FIRE noted that the law’s scope is “entirely subjective” and suggested that it could target a wide range of First Amendment-protected speech such as “a comedian’s blog entry ‘vilifying’ men by mocking gender stereotypes” and most comments on almost any website “that could be considered by someone, somewhere, at some point in time, as ‘humiliating’ or ‘vilifying’ a group based on protected class status like religion, gender, or race.”
FIRE added: “Bloggers, commenters, websites, and apps around the country are ensnared by the New York law due to its broad definition of ‘social media networks’ as for-profit ‘service providers’ that ‘enable users to share any content.’ This vague wording means that the law can impact virtually any revenue-generating website that allows comments or posts and is accessible to New Yorkers — but no government entity can legally compel blogs or other internet platforms to adopt its broad definition of ‘hateful conduct.’”
“New York politicians are slapping a speech-police badge on my chest because I run a blog,” Volokh said. “I started the blog to share interesting and important legal stories, not to police readers’ speech at the government’s behest.”
Rumble Chairman and CEO Chris Pavlovski added: “New York’s law would open the door for the suppression of protected speech based on the complaints of activists and bullies. Rumble will always celebrate freedom and support creative independence, so I’m delighted to work with FIRE to help protect lawful online expression.”

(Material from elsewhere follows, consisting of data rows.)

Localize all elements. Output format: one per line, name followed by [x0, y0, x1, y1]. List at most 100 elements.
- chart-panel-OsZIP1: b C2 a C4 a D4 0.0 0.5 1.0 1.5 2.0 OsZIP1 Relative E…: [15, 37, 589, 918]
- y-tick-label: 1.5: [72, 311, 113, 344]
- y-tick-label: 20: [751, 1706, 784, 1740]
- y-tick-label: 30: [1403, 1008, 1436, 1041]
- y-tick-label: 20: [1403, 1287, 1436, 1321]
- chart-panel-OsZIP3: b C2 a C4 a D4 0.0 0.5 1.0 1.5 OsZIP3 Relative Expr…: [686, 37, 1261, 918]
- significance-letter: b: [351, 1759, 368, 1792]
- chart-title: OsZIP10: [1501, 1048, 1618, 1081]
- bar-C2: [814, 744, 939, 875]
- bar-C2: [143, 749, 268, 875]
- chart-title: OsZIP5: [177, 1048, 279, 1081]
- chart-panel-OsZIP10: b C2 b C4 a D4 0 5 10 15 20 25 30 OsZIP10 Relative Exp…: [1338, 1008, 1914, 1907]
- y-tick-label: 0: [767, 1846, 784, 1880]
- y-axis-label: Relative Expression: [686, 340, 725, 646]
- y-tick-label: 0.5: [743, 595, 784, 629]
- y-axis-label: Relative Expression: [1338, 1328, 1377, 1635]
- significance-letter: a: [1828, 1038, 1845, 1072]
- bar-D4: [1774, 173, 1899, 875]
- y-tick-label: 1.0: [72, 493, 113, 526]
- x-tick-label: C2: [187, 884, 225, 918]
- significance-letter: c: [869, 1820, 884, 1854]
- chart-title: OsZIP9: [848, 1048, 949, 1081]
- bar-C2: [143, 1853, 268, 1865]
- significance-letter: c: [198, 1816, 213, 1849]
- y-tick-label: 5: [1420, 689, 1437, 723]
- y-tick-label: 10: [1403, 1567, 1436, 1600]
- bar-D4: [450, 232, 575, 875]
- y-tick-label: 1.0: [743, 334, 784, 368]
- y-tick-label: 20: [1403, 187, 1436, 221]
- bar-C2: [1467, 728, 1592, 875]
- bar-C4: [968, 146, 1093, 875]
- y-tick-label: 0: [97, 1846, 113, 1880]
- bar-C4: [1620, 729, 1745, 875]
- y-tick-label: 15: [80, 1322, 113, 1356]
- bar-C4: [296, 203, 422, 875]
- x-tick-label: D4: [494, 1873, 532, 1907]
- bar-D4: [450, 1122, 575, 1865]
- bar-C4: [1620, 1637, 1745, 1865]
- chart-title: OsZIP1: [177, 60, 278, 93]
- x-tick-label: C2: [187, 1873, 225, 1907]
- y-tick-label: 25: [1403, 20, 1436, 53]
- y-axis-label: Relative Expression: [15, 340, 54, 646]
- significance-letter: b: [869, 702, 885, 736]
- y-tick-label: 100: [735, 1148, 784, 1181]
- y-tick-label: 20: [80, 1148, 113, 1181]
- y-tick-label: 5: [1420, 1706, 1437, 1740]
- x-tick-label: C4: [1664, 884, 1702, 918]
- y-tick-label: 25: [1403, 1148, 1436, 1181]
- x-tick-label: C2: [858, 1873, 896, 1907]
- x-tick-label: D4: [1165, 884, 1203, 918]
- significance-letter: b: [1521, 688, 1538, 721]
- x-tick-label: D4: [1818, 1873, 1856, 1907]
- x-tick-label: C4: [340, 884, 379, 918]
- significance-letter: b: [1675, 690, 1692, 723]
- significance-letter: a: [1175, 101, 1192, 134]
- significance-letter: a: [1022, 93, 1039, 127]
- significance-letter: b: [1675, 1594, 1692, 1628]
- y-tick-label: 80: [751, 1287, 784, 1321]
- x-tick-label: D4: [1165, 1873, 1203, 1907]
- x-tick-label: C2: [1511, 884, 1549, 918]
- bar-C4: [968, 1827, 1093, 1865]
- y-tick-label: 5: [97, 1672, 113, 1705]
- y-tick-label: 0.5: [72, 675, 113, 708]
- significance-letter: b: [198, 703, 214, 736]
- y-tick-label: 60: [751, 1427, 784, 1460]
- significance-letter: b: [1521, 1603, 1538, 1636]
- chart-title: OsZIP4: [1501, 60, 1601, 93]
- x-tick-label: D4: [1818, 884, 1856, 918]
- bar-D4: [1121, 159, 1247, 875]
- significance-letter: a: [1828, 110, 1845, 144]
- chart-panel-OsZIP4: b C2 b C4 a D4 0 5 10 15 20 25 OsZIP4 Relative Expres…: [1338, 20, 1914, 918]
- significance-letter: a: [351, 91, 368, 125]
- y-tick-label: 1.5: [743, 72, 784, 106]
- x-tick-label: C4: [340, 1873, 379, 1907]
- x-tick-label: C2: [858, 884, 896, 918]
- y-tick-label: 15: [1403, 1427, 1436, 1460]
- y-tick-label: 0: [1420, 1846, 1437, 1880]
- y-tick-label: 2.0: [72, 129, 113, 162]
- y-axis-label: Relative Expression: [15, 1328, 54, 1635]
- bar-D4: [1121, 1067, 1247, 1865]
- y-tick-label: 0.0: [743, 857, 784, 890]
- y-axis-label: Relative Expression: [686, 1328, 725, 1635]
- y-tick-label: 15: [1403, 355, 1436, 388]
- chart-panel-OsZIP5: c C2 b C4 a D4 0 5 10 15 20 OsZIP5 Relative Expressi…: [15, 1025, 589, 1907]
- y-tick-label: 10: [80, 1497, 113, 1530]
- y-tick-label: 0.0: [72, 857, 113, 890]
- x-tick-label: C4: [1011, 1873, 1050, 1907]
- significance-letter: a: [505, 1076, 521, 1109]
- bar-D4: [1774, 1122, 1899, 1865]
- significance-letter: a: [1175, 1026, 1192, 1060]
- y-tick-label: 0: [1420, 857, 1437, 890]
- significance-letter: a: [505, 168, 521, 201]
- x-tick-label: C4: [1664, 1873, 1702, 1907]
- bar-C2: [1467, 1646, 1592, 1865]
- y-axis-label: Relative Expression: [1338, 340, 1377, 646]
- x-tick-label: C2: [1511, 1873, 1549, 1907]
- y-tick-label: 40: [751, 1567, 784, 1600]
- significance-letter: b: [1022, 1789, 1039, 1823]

This law is one of several attempts by New York to encroach on the First Amendment and push for the censorship of constitutionally protected speech. Other laws and proposals from the state have pushed to ban the sharing of violent crime videos online, ban gendered language in law, and allow officials to sue platforms that are suspected of “contributing” to the “knowing or reckless” spread of “misinformation.